If Alvarez Maravilla had remained at the scene, as the law calls for, he could have been sentenced up to a 15-year term in prison for felony DUI. But because he fled, then later turned himself in, he wound up with the far shorter term.

Stronger sentencing

Patterson honed in on that disparity, and set out to make things a bit more right for the Gladding family, and countless others like them in California whose loved ones get killed or injured by DUI drivers in hit-and-run incidents.

His bill would have stiffened the penalties for those involved in hit-and-runs. Prison terms would have gone from two, three, or four years now, to a maximum punishment of three, four, or six years in state prison.

About 10,000 people lent their names in support of the bill, Patterson told the Senate Public Safety Committee. Joining on as co-authors in the Assembly were Valley legislators Joaquin Arambula and Adam Gray, both Democrats, and Republicans Frank Bigelow and Devon Mathis. In the Senate, Fresno Republican Andreas Borgeas was a co-author.

Gavin Gladding is shown with his wife, Susan, and their two children in an undated photo. Gladding, 43, a vice principal at Fort Washington Elementary School, was training for a marathon when he was struck by a pickup on the shoulder of Friant Road shortly before 6 a.m. on Sept. 16, 2018.
Gavin Gladding is shown with his wife, Susan, and their two children in an undated photo. Gladding, 43, a vice principal at Fort Washington Elementary School, was training for a marathon when he was struck by a pickup on the shoulder of Friant Road shortly before 6 a.m. on Sept. 16, 2018. Fresno Bee file

Supporters also included Fresno County Sheriff Margaret Mims and the Deputy Sheriff’s Association, the local District Attorney’s Office, Fresno Police Department and police officers association, the union for CHP officers and Mothers Against Drunk Driving.

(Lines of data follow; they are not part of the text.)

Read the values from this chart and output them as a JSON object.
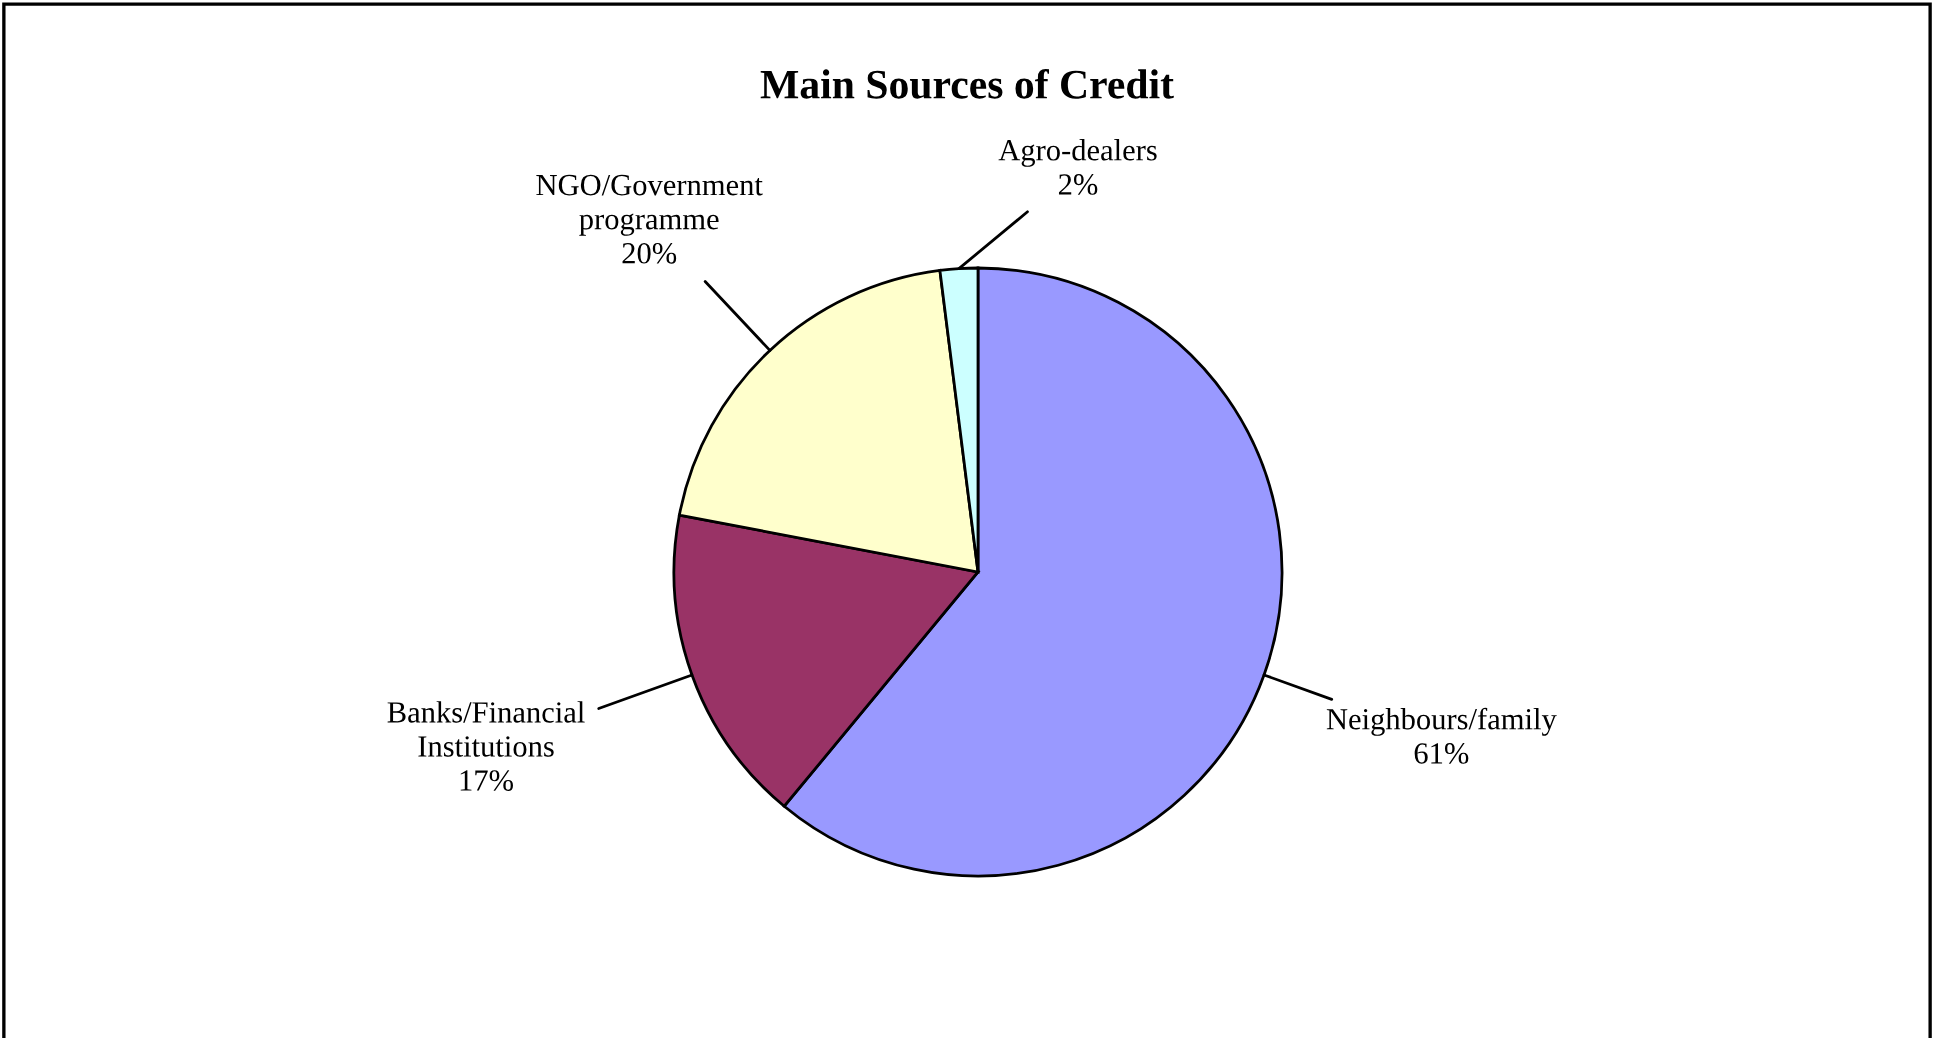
{
  "chart_data": {
    "type": "pie",
    "title": "Main Sources of Credit",
    "categories": [
      "Neighbours/family",
      "Banks/Financial\nInstitutions",
      "NGO/Government\nprogramme",
      "Agro-dealers"
    ],
    "values": [
      61,
      17,
      20,
      2
    ],
    "value_labels": [
      "61%",
      "17%",
      "20%",
      "2%"
    ],
    "colors": [
      "#9999ff",
      "#993366",
      "#ffffcc",
      "#ccffff"
    ],
    "legend": false
  }
}
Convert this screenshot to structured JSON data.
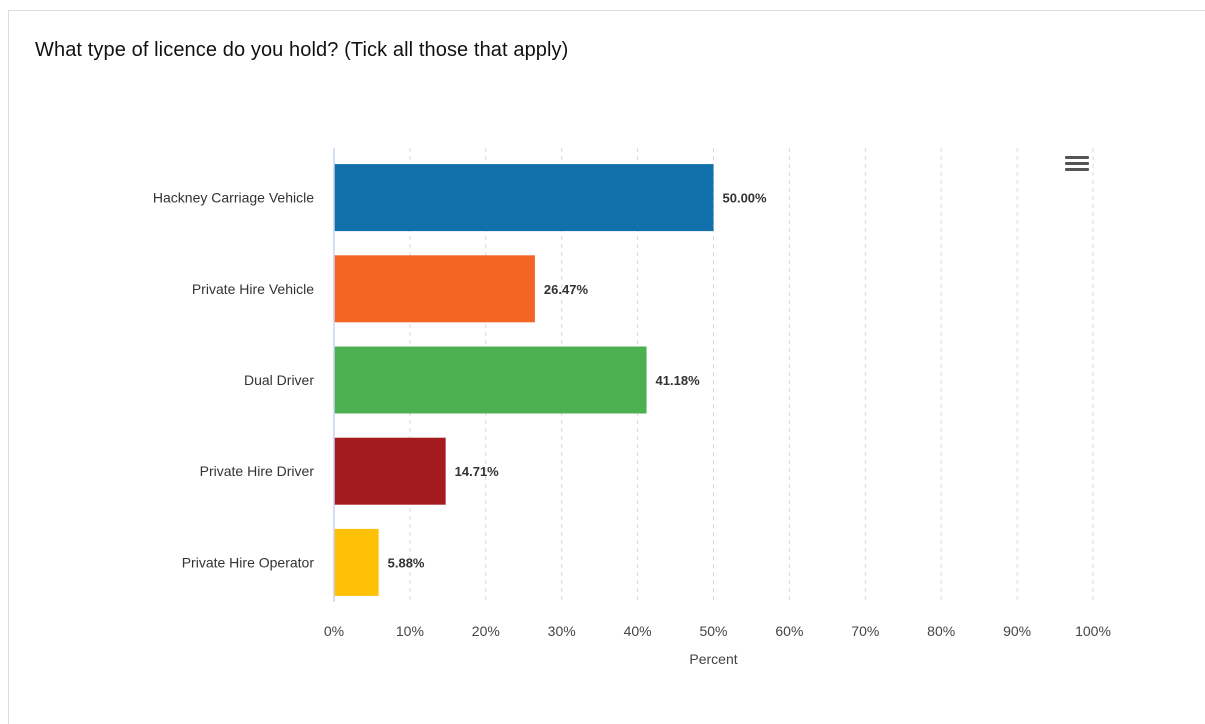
{
  "page": {
    "title": "What type of licence do you hold? (Tick all those that apply)",
    "menu_icon": "hamburger-menu-icon"
  },
  "chart_data": {
    "type": "bar",
    "orientation": "horizontal",
    "categories": [
      "Hackney Carriage Vehicle",
      "Private Hire Vehicle",
      "Dual Driver",
      "Private Hire Driver",
      "Private Hire Operator"
    ],
    "values": [
      50.0,
      26.47,
      41.18,
      14.71,
      5.88
    ],
    "value_labels": [
      "50.00%",
      "26.47%",
      "41.18%",
      "14.71%",
      "5.88%"
    ],
    "colors": [
      "#1170AA",
      "#F26522",
      "#4CAF50",
      "#A31B1F",
      "#FFC107"
    ],
    "xlabel": "Percent",
    "xlim": [
      0,
      100
    ],
    "xticks": [
      0,
      10,
      20,
      30,
      40,
      50,
      60,
      70,
      80,
      90,
      100
    ],
    "xtick_labels": [
      "0%",
      "10%",
      "20%",
      "30%",
      "40%",
      "50%",
      "60%",
      "70%",
      "80%",
      "90%",
      "100%"
    ],
    "grid": "vertical-dashed",
    "legend": "none"
  }
}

In their letter of support to the Senate committee, the highway patrolmen said 42 percent of the fatal collisions in Fresno in the last three months “involved a driver who left the scene.”

“If Gavin’s Law is signed into law, the whole discussion changes,” Patterson told the committee. “There is in fact a rebalancing, if you will, of the sentencing. There is a disparity here that rewards fleeing (from a crash) and does not reward staying.”

The politics

Opposing the measure were influential liberal entities — the ACLU, California Attorneys for Criminal Justice and the public defender’s office in San Francisco.

Among the reasons: They said the bill would not be an effective deterrent; it would unnecessarily crowd state prisons; and people leave accident scenes not to avoid liability, but over fears of losing jobs, being deported or not having insurance.

Patterson knew going in the Senate Public Safety Committee would present a challenge. It has five Democrats and two Republicans. And it is not known as a group that extends criminal penalties.

That said, Patterson got a surprise when Sen. Hannah-Beth Jackson, a Democrat from Santa Barbara, said she recognized the disparity in the laws and the need to toughen up the sentencing. She joined the two Republicans voting for the measure.

But a Democrat from San Francisco voted against it, and three other Democrats, including committee chairwoman Nancy Skinner from Berkeley, did not vote. Because the measure did not get a majority, it died in committee.

Prior to the vote, Skinner acknowledged the disparity. But she did not think Patterson’s bill would fix the problem.

Work remains

For now, Patterson isn’t sure if he will introduce the bill again next year. He invested untold hours working to convince Assembly colleagues to back it, and they did, unanimously.

Gavin Gladding’s widow Susan made five trips to Sacramento to testify or watch proceedings in support of the bill. Now she is left to parent their two children. Is she up for yet another crusade?

What should not be hard is for California’s Senate to approve a bill that fixes an glaring problem in sentencing laws. One Democrat on the key committee figured it out. Looks like she will need to help her colleagues see the obvious should Patterson try again.